Il lavoro in Corea del Sud
Una ricerca che lo scienziato ennese illustrerà dal 9 al 14 luglio in Corea del Sud, in occasione di una conferenza internazionale. Perché- chiediamo a Enrico- molti ricercatori lasciano questo Paese? “In Italia- spiega- c’è un numero esiguo di team internazionale che punta alla ricerca, questo non riesce ad attirare neppure cervelli dall’estero. Lavorare con colleghi di diverse nazioni ti arricchisce professionalmente. C’è poi il fattore economico- continua il fisico ennese- In diversi paesi esteri, come la Germania o gli Stati Uniti, si investe abbastanza nella ricerca e questo ti permette di avere importanti stipendi”.
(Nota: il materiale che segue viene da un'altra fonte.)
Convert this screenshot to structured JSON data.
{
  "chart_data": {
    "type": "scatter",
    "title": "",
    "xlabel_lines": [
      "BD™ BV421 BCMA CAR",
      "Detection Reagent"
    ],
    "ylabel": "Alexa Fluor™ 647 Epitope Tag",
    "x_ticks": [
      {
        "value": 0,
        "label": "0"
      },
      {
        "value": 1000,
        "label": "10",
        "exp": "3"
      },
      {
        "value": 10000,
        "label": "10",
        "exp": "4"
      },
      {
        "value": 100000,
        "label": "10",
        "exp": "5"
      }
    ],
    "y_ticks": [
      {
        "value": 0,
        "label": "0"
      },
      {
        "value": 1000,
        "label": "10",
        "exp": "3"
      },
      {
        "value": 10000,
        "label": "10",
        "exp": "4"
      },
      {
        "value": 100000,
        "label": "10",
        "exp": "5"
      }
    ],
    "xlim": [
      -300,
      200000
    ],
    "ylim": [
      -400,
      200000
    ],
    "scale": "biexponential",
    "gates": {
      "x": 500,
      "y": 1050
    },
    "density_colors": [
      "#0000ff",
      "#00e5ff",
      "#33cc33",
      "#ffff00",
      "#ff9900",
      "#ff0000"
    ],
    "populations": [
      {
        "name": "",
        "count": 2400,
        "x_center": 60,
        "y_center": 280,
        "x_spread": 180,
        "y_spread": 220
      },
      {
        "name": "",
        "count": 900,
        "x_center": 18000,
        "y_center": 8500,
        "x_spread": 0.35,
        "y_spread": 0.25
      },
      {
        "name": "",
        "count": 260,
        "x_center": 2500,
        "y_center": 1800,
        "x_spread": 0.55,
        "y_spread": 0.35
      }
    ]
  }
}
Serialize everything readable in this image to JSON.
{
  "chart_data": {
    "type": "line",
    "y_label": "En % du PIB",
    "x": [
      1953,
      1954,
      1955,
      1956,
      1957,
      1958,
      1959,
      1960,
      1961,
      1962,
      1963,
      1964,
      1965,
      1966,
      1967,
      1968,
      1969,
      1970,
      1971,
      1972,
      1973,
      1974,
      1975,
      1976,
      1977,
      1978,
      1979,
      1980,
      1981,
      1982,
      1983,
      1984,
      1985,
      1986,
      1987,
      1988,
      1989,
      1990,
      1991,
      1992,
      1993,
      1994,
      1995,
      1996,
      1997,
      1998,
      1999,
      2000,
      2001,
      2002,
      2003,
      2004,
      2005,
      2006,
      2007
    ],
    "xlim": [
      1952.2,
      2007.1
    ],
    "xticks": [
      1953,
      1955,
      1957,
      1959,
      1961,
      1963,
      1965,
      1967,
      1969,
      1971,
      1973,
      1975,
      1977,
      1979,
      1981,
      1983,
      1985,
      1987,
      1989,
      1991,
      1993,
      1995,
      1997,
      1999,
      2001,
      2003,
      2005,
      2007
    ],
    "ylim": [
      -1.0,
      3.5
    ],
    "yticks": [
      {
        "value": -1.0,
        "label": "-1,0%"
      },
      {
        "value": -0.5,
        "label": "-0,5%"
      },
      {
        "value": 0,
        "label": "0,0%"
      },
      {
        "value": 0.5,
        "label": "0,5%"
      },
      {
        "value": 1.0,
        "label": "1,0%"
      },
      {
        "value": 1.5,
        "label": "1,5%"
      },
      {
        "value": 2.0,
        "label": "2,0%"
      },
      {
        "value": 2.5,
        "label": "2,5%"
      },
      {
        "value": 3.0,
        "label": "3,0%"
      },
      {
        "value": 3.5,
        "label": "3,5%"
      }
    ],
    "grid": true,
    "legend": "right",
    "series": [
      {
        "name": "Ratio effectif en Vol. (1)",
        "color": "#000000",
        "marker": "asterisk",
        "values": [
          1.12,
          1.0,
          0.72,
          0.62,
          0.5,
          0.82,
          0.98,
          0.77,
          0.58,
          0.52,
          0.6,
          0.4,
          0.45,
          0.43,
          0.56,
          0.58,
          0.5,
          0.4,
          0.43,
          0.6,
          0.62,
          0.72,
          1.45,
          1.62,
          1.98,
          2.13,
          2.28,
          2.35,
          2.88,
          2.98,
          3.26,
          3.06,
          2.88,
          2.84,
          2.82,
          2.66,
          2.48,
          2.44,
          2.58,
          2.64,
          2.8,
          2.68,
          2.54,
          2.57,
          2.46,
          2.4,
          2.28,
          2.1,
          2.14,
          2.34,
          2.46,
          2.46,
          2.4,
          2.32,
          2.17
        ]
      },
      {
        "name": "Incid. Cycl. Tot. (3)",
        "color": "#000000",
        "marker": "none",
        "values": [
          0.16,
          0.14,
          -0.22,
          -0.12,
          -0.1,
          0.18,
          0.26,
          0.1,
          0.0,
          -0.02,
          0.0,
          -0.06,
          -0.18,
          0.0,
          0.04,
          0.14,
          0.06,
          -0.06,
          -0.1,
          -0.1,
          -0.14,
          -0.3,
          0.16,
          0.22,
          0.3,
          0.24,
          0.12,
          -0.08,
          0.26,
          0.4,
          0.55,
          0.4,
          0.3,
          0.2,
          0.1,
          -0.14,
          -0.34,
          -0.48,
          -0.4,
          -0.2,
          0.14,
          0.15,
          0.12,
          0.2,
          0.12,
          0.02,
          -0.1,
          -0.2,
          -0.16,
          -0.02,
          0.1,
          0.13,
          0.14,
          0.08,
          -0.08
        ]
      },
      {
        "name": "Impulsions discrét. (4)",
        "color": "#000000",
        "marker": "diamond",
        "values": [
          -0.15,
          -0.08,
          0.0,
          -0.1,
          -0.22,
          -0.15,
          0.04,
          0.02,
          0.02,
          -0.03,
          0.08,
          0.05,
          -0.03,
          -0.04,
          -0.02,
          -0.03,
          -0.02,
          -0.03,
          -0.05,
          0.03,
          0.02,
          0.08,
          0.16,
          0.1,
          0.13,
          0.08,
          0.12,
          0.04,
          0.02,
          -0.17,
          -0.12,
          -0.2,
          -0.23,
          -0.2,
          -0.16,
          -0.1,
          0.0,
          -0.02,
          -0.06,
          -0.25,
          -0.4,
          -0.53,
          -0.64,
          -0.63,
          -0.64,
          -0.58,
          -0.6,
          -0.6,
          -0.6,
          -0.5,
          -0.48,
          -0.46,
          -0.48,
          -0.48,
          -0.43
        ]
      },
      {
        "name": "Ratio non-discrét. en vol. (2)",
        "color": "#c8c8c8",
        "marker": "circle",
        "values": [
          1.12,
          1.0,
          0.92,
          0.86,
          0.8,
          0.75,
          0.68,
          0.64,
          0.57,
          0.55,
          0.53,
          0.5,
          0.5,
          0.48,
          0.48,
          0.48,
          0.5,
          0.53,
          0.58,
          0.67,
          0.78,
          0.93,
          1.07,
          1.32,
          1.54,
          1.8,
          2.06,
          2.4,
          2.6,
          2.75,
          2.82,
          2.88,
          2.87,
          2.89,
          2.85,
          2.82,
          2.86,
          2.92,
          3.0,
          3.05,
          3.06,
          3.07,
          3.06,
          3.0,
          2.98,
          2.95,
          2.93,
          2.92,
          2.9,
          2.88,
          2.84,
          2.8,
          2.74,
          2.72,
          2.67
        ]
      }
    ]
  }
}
“Manca la famiglia ed il cibo”
Quando gli chiediamo cosa ti manca della tua terra, il ricercatore dice: “Sicuramente la famiglia, per il cibo non è un problema perché mia moglie cucina bene”. La Sicilia, per il momento, può aspettare, il sogno americano prosegue. Una storia che mostra come la determinazione da un lato, dall’altro le potenzialità, sono alla base di un successo, non solo personale, ma può avere finalità più ampie, di aiuto, oseremmo dire, per l’umanità. L’auspicio è quello che il nostro bel Paese riesca ad individuare e a valorizzare quelle “risorse”, quel capitale umano, di cui, spesso, possiamo pregiarci di raccontare solo la storia.